Saw this on TW's site


----------



## BIG FINN (Jul 14, 2009)

took him awhile to land it, dont be scared of the bass jjuss yankem in the boat  Them dudes on the tandem are a motley crew hahaha


----------



## sand flea (Oct 24, 1999)

Love that camera mount. Captures the action well.


----------



## Drumdum (Jan 6, 2003)

sand flea said:


> Love that camera mount. Captures the action well.
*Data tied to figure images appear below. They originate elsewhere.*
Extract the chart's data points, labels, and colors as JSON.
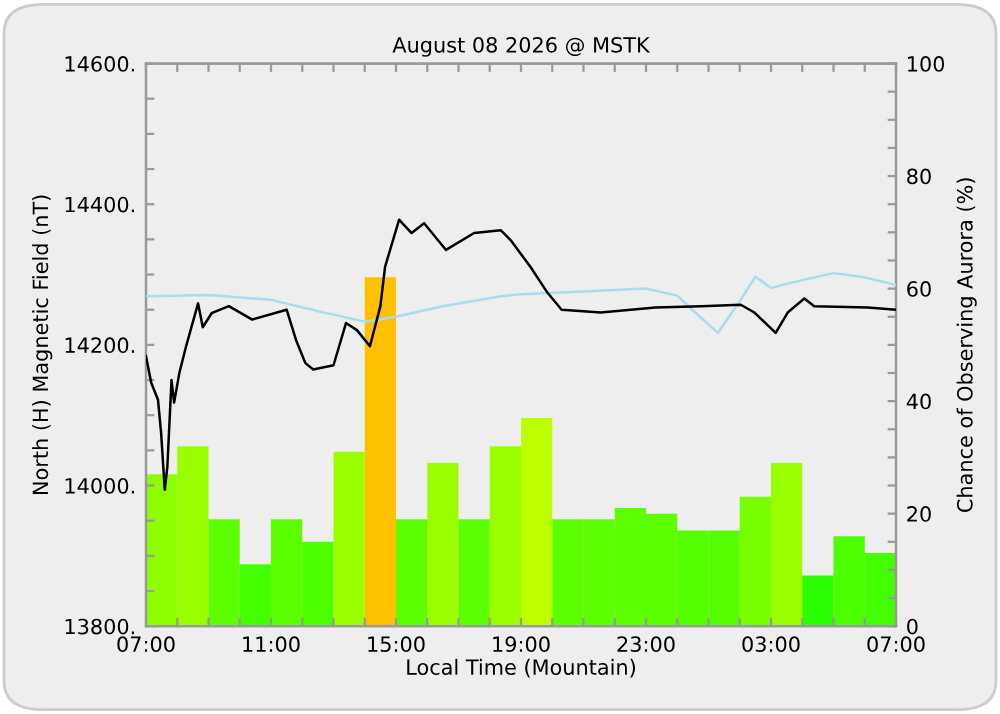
{
  "chart_data": {
    "type": "line",
    "title": "August 08 2026 @ MSTK",
    "xlabel": "Local Time (Mountain)",
    "ylabel": "North (H) Magnetic Field (nT)",
    "y2label": "Chance of Observing Aurora (%)",
    "xlim": [
      "2026-08-08T07:00",
      "2026-08-09T07:00"
    ],
    "xticks": [
      {
        "value": "2026-08-08T07:00",
        "label": "07:00"
      },
      {
        "value": "2026-08-08T08:00",
        "label": null
      },
      {
        "value": "2026-08-08T09:00",
        "label": null
      },
      {
        "value": "2026-08-08T10:00",
        "label": null
      },
      {
        "value": "2026-08-08T11:00",
        "label": "11:00"
      },
      {
        "value": "2026-08-08T12:00",
        "label": null
      },
      {
        "value": "2026-08-08T13:00",
        "label": null
      },
      {
        "value": "2026-08-08T14:00",
        "label": null
      },
      {
        "value": "2026-08-08T15:00",
        "label": "15:00"
      },
      {
        "value": "2026-08-08T16:00",
        "label": null
      },
      {
        "value": "2026-08-08T17:00",
        "label": null
      },
      {
        "value": "2026-08-08T18:00",
        "label": null
      },
      {
        "value": "2026-08-08T19:00",
        "label": "19:00"
      },
      {
        "value": "2026-08-08T20:00",
        "label": null
      },
      {
        "value": "2026-08-08T21:00",
        "label": null
      },
      {
        "value": "2026-08-08T22:00",
        "label": null
      },
      {
        "value": "2026-08-08T23:00",
        "label": "23:00"
      },
      {
        "value": "2026-08-09T00:00",
        "label": null
      },
      {
        "value": "2026-08-09T01:00",
        "label": null
      },
      {
        "value": "2026-08-09T02:00",
        "label": null
      },
      {
        "value": "2026-08-09T03:00",
        "label": "03:00"
      },
      {
        "value": "2026-08-09T04:00",
        "label": null
      },
      {
        "value": "2026-08-09T05:00",
        "label": null
      },
      {
        "value": "2026-08-09T06:00",
        "label": null
      },
      {
        "value": "2026-08-09T07:00",
        "label": "07:00"
      }
    ],
    "ylim": [
      13800,
      14600
    ],
    "yticks": [
      {
        "value": 13800,
        "label": "13800."
      },
      {
        "value": 13850,
        "label": null
      },
      {
        "value": 13900,
        "label": null
      },
      {
        "value": 13950,
        "label": null
      },
      {
        "value": 14000,
        "label": "14000."
      },
      {
        "value": 14050,
        "label": null
      },
      {
        "value": 14100,
        "label": null
      },
      {
        "value": 14150,
        "label": null
      },
      {
        "value": 14200,
        "label": "14200."
      },
      {
        "value": 14250,
        "label": null
      },
      {
        "value": 14300,
        "label": null
      },
      {
        "value": 14350,
        "label": null
      },
      {
        "value": 14400,
        "label": "14400."
      },
      {
        "value": 14450,
        "label": null
      },
      {
        "value": 14500,
        "label": null
      },
      {
        "value": 14550,
        "label": null
      },
      {
        "value": 14600,
        "label": "14600."
      }
    ],
    "y2lim": [
      0,
      100
    ],
    "y2ticks": [
      0,
      {
        "value": 5,
        "label": null
      },
      {
        "value": 10,
        "label": null
      },
      {
        "value": 15,
        "label": null
      },
      20,
      {
        "value": 25,
        "label": null
      },
      {
        "value": 30,
        "label": null
      },
      {
        "value": 35,
        "label": null
      },
      40,
      {
        "value": 45,
        "label": null
      },
      {
        "value": 50,
        "label": null
      },
      {
        "value": 55,
        "label": null
      },
      60,
      {
        "value": 65,
        "label": null
      },
      {
        "value": 70,
        "label": null
      },
      {
        "value": 75,
        "label": null
      },
      80,
      {
        "value": 85,
        "label": null
      },
      {
        "value": 90,
        "label": null
      },
      {
        "value": 95,
        "label": null
      },
      100
    ],
    "grid": false,
    "series": [
      {
        "type": "bar",
        "axis": "y2",
        "x": [
          "2026-08-08T07:30",
          "2026-08-08T08:30",
          "2026-08-08T09:30",
          "2026-08-08T10:30",
          "2026-08-08T11:30",
          "2026-08-08T12:30",
          "2026-08-08T13:30",
          "2026-08-08T14:30",
          "2026-08-08T15:30",
          "2026-08-08T16:30",
          "2026-08-08T17:30",
          "2026-08-08T18:30",
          "2026-08-08T19:30",
          "2026-08-08T20:30",
          "2026-08-08T21:30",
          "2026-08-08T22:30",
          "2026-08-08T23:30",
          "2026-08-09T00:30",
          "2026-08-09T01:30",
          "2026-08-09T02:30",
          "2026-08-09T03:30",
          "2026-08-09T04:30",
          "2026-08-09T05:30",
          "2026-08-09T06:30"
        ],
        "values": [
          27,
          32,
          19,
          11,
          19,
          15,
          31,
          62,
          19,
          29,
          19,
          32,
          37,
          19,
          19,
          21,
          20,
          17,
          17,
          23,
          29,
          9,
          16,
          13
        ],
        "colors": [
          "#8cff00",
          "#99ff00",
          "#5cff00",
          "#44ff00",
          "#5cff00",
          "#4cff00",
          "#99ff00",
          "#ffc000",
          "#5cff00",
          "#99ff00",
          "#5cff00",
          "#99ff00",
          "#bbff00",
          "#5cff00",
          "#5cff00",
          "#5eff00",
          "#5cff00",
          "#55ff00",
          "#55ff00",
          "#77ff00",
          "#99ff00",
          "#2aff00",
          "#4cff00",
          "#44ff00"
        ]
      },
      {
        "axis": "y",
        "color": "#a8dcef",
        "x": [
          "2026-08-08T07:00",
          "2026-08-08T09:00",
          "2026-08-08T11:00",
          "2026-08-08T12:30",
          "2026-08-08T14:00",
          "2026-08-08T15:00",
          "2026-08-08T16:30",
          "2026-08-08T18:21",
          "2026-08-08T19:00",
          "2026-08-08T21:00",
          "2026-08-08T23:00",
          "2026-08-09T00:00",
          "2026-08-09T00:36",
          "2026-08-09T01:18",
          "2026-08-09T02:00",
          "2026-08-09T02:30",
          "2026-08-09T03:00",
          "2026-08-09T04:00",
          "2026-08-09T05:00",
          "2026-08-09T06:00",
          "2026-08-09T07:00"
        ],
        "values": [
          14269,
          14271,
          14264,
          14248,
          14233,
          14240,
          14255,
          14269,
          14272,
          14276,
          14280,
          14270,
          14245,
          14217,
          14262,
          14297,
          14281,
          14292,
          14302,
          14296,
          14285
        ]
      },
      {
        "axis": "y",
        "color": "#000000",
        "x": [
          "2026-08-08T07:00",
          "2026-08-08T07:10",
          "2026-08-08T07:23",
          "2026-08-08T07:29",
          "2026-08-08T07:36",
          "2026-08-08T07:41",
          "2026-08-08T07:49",
          "2026-08-08T07:54",
          "2026-08-08T08:04",
          "2026-08-08T08:17",
          "2026-08-08T08:40",
          "2026-08-08T08:49",
          "2026-08-08T09:06",
          "2026-08-08T09:39",
          "2026-08-08T10:24",
          "2026-08-08T11:30",
          "2026-08-08T11:48",
          "2026-08-08T12:06",
          "2026-08-08T12:21",
          "2026-08-08T13:00",
          "2026-08-08T13:24",
          "2026-08-08T13:45",
          "2026-08-08T14:10",
          "2026-08-08T14:30",
          "2026-08-08T14:39",
          "2026-08-08T15:06",
          "2026-08-08T15:12",
          "2026-08-08T15:30",
          "2026-08-08T15:54",
          "2026-08-08T16:36",
          "2026-08-08T17:30",
          "2026-08-08T18:21",
          "2026-08-08T18:40",
          "2026-08-08T19:18",
          "2026-08-08T19:51",
          "2026-08-08T20:18",
          "2026-08-08T21:33",
          "2026-08-08T23:18",
          "2026-08-09T00:46",
          "2026-08-09T02:02",
          "2026-08-09T02:28",
          "2026-08-09T03:09",
          "2026-08-09T03:32",
          "2026-08-09T04:04",
          "2026-08-09T04:23",
          "2026-08-09T06:06",
          "2026-08-09T07:00"
        ],
        "values": [
          14184,
          14146,
          14122,
          14075,
          13994,
          14027,
          14150,
          14118,
          14160,
          14198,
          14259,
          14225,
          14245,
          14255,
          14236,
          14250,
          14207,
          14174,
          14165,
          14171,
          14231,
          14221,
          14198,
          14255,
          14311,
          14378,
          14373,
          14359,
          14373,
          14335,
          14359,
          14363,
          14349,
          14311,
          14274,
          14250,
          14246,
          14253,
          14255,
          14257,
          14246,
          14217,
          14246,
          14266,
          14255,
          14253,
          14250
        ]
      }
    ]
  }
}
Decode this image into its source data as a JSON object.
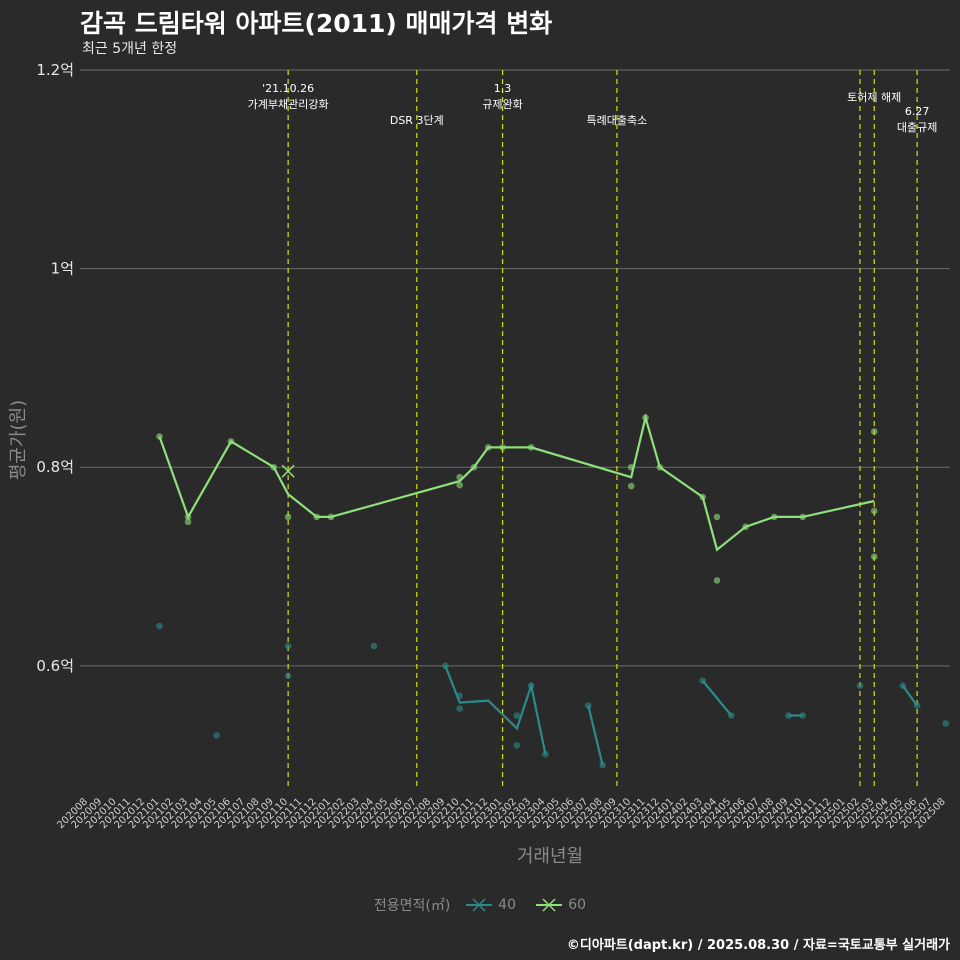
{
  "title": "감곡 드림타워 아파트(2011) 매매가격 변화",
  "subtitle": "최근 5개년 한정",
  "caption": "©디아파트(dapt.kr) / 2025.08.30 / 자료=국토교통부 실거래가",
  "legend": {
    "title": "전용면적(㎡)",
    "items": [
      {
        "label": "40",
        "color": "#2a8c8a"
      },
      {
        "label": "60",
        "color": "#8ee07a"
      }
    ]
  },
  "chart_data": {
    "type": "line",
    "title": "감곡 드림타워 아파트(2011) 매매가격 변화",
    "xlabel": "거래년월",
    "ylabel": "평균가(원)",
    "ylim": [
      0.475,
      1.2
    ],
    "y_unit": "억",
    "y_ticks": [
      {
        "value": 0.6,
        "label": "0.6억"
      },
      {
        "value": 0.8,
        "label": "0.8억"
      },
      {
        "value": 1.0,
        "label": "1억"
      },
      {
        "value": 1.2,
        "label": "1.2억"
      }
    ],
    "categories": [
      "202008",
      "202009",
      "202010",
      "202011",
      "202012",
      "202101",
      "202102",
      "202103",
      "202104",
      "202105",
      "202106",
      "202107",
      "202108",
      "202109",
      "202110",
      "202111",
      "202112",
      "202201",
      "202202",
      "202203",
      "202204",
      "202205",
      "202206",
      "202207",
      "202208",
      "202209",
      "202210",
      "202211",
      "202212",
      "202301",
      "202302",
      "202303",
      "202304",
      "202305",
      "202306",
      "202307",
      "202308",
      "202309",
      "202310",
      "202311",
      "202312",
      "202401",
      "202402",
      "202403",
      "202404",
      "202405",
      "202406",
      "202407",
      "202408",
      "202409",
      "202410",
      "202411",
      "202412",
      "202501",
      "202502",
      "202503",
      "202504",
      "202505",
      "202506",
      "202507",
      "202508"
    ],
    "events": [
      {
        "month": "202110",
        "label": "'21.10.26\n가계부채관리강화",
        "row": 0
      },
      {
        "month": "202207",
        "label": "DSR 3단계",
        "row": 1
      },
      {
        "month": "202301",
        "label": "1.3\n규제완화",
        "row": 0
      },
      {
        "month": "202309",
        "label": "특례대출축소",
        "row": 1
      },
      {
        "month": "202502",
        "label": "",
        "row": 0
      },
      {
        "month": "202503",
        "label": "토허제 해제",
        "row": 0
      },
      {
        "month": "202506",
        "label": "6.27\n대출규제",
        "row": 2
      }
    ],
    "series": [
      {
        "name": "40",
        "color": "#2a8c8a",
        "line": [
          {
            "x": "202209",
            "y": 0.6
          },
          {
            "x": "202210",
            "y": 0.563
          },
          {
            "x": "202212",
            "y": 0.565
          },
          {
            "x": "202302",
            "y": 0.537
          },
          {
            "x": "202303",
            "y": 0.58
          },
          {
            "x": "202304",
            "y": 0.511
          },
          {
            "x": "202307",
            "y": 0.56
          },
          {
            "x": "202308",
            "y": 0.5
          },
          {
            "x": "202403",
            "y": 0.585
          },
          {
            "x": "202405",
            "y": 0.55
          },
          {
            "x": "202409",
            "y": 0.55
          },
          {
            "x": "202410",
            "y": 0.55
          },
          {
            "x": "202505",
            "y": 0.58
          },
          {
            "x": "202506",
            "y": 0.56
          }
        ],
        "segments": [
          [
            0,
            5
          ],
          [
            6,
            7
          ],
          [
            8,
            9
          ],
          [
            10,
            11
          ],
          [
            12,
            13
          ]
        ],
        "points": [
          {
            "x": "202101",
            "y": 0.64
          },
          {
            "x": "202105",
            "y": 0.53
          },
          {
            "x": "202110",
            "y": 0.62
          },
          {
            "x": "202110",
            "y": 0.59
          },
          {
            "x": "202204",
            "y": 0.62
          },
          {
            "x": "202209",
            "y": 0.6
          },
          {
            "x": "202210",
            "y": 0.57
          },
          {
            "x": "202210",
            "y": 0.557
          },
          {
            "x": "202302",
            "y": 0.55
          },
          {
            "x": "202302",
            "y": 0.52
          },
          {
            "x": "202303",
            "y": 0.58
          },
          {
            "x": "202304",
            "y": 0.511
          },
          {
            "x": "202307",
            "y": 0.56
          },
          {
            "x": "202308",
            "y": 0.5
          },
          {
            "x": "202403",
            "y": 0.585
          },
          {
            "x": "202405",
            "y": 0.55
          },
          {
            "x": "202409",
            "y": 0.55
          },
          {
            "x": "202410",
            "y": 0.55
          },
          {
            "x": "202502",
            "y": 0.58
          },
          {
            "x": "202505",
            "y": 0.58
          },
          {
            "x": "202506",
            "y": 0.56
          },
          {
            "x": "202508",
            "y": 0.542
          }
        ]
      },
      {
        "name": "60",
        "color": "#8ee07a",
        "line": [
          {
            "x": "202101",
            "y": 0.831
          },
          {
            "x": "202103",
            "y": 0.75
          },
          {
            "x": "202106",
            "y": 0.826
          },
          {
            "x": "202109",
            "y": 0.8
          },
          {
            "x": "202110",
            "y": 0.773
          },
          {
            "x": "202112",
            "y": 0.75
          },
          {
            "x": "202201",
            "y": 0.75
          },
          {
            "x": "202210",
            "y": 0.786
          },
          {
            "x": "202211",
            "y": 0.8
          },
          {
            "x": "202212",
            "y": 0.82
          },
          {
            "x": "202301",
            "y": 0.82
          },
          {
            "x": "202303",
            "y": 0.82
          },
          {
            "x": "202310",
            "y": 0.79
          },
          {
            "x": "202311",
            "y": 0.85
          },
          {
            "x": "202312",
            "y": 0.8
          },
          {
            "x": "202403",
            "y": 0.77
          },
          {
            "x": "202404",
            "y": 0.717
          },
          {
            "x": "202406",
            "y": 0.74
          },
          {
            "x": "202408",
            "y": 0.75
          },
          {
            "x": "202410",
            "y": 0.75
          },
          {
            "x": "202503",
            "y": 0.766
          }
        ],
        "segments": [
          [
            0,
            20
          ]
        ],
        "points": [
          {
            "x": "202101",
            "y": 0.831
          },
          {
            "x": "202103",
            "y": 0.745
          },
          {
            "x": "202103",
            "y": 0.75
          },
          {
            "x": "202106",
            "y": 0.826
          },
          {
            "x": "202109",
            "y": 0.8
          },
          {
            "x": "202110",
            "y": 0.75
          },
          {
            "x": "202112",
            "y": 0.75
          },
          {
            "x": "202201",
            "y": 0.75
          },
          {
            "x": "202210",
            "y": 0.79
          },
          {
            "x": "202210",
            "y": 0.782
          },
          {
            "x": "202211",
            "y": 0.8
          },
          {
            "x": "202212",
            "y": 0.82
          },
          {
            "x": "202301",
            "y": 0.82
          },
          {
            "x": "202303",
            "y": 0.82
          },
          {
            "x": "202310",
            "y": 0.8
          },
          {
            "x": "202310",
            "y": 0.781
          },
          {
            "x": "202311",
            "y": 0.85
          },
          {
            "x": "202312",
            "y": 0.8
          },
          {
            "x": "202403",
            "y": 0.77
          },
          {
            "x": "202404",
            "y": 0.75
          },
          {
            "x": "202404",
            "y": 0.686
          },
          {
            "x": "202406",
            "y": 0.74
          },
          {
            "x": "202408",
            "y": 0.75
          },
          {
            "x": "202410",
            "y": 0.75
          },
          {
            "x": "202503",
            "y": 0.836
          },
          {
            "x": "202503",
            "y": 0.756
          },
          {
            "x": "202503",
            "y": 0.71
          }
        ],
        "markers": [
          {
            "x": "202110",
            "y": 0.796
          }
        ]
      }
    ]
  }
}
 That's the first thing I thought when I saw it,you cover the action MUCH BETTER with it.. Kinda handsfree mode.... Fishin in a yak,believe I'd use single hook jigs,and stay away from the trebles though...


----------



## straps57 (Nov 19, 2008)

If you like that one check this out.


----------



## moby dick (Jan 5, 2007)

Now that would suck a ride like that and then nothing.


----------



## RuddeDogg (Mar 20, 2004)

Awesome videos............


----------



## barnabus (Apr 23, 2010)

awesome video but that music makes the video hard to watch!


----------



## moby dick (Jan 5, 2007)

ARE these guys still going out or do you know who they are.Whoever they are great vid. guy and watch those hooks.


----------



## Too Busy (Sep 7, 2007)

Good to be dressed for cold, bad idea to be out without PFD's


----------



## 757 Fire (Jan 22, 2010)

That reel took a long dip in the water, bet it was a pain to clean. Nice view though.


----------



## 757 Fire (Jan 22, 2010)

straps57 said:


> If you like that one check this out.


Turn off the Dam clicker!!!!!!


----------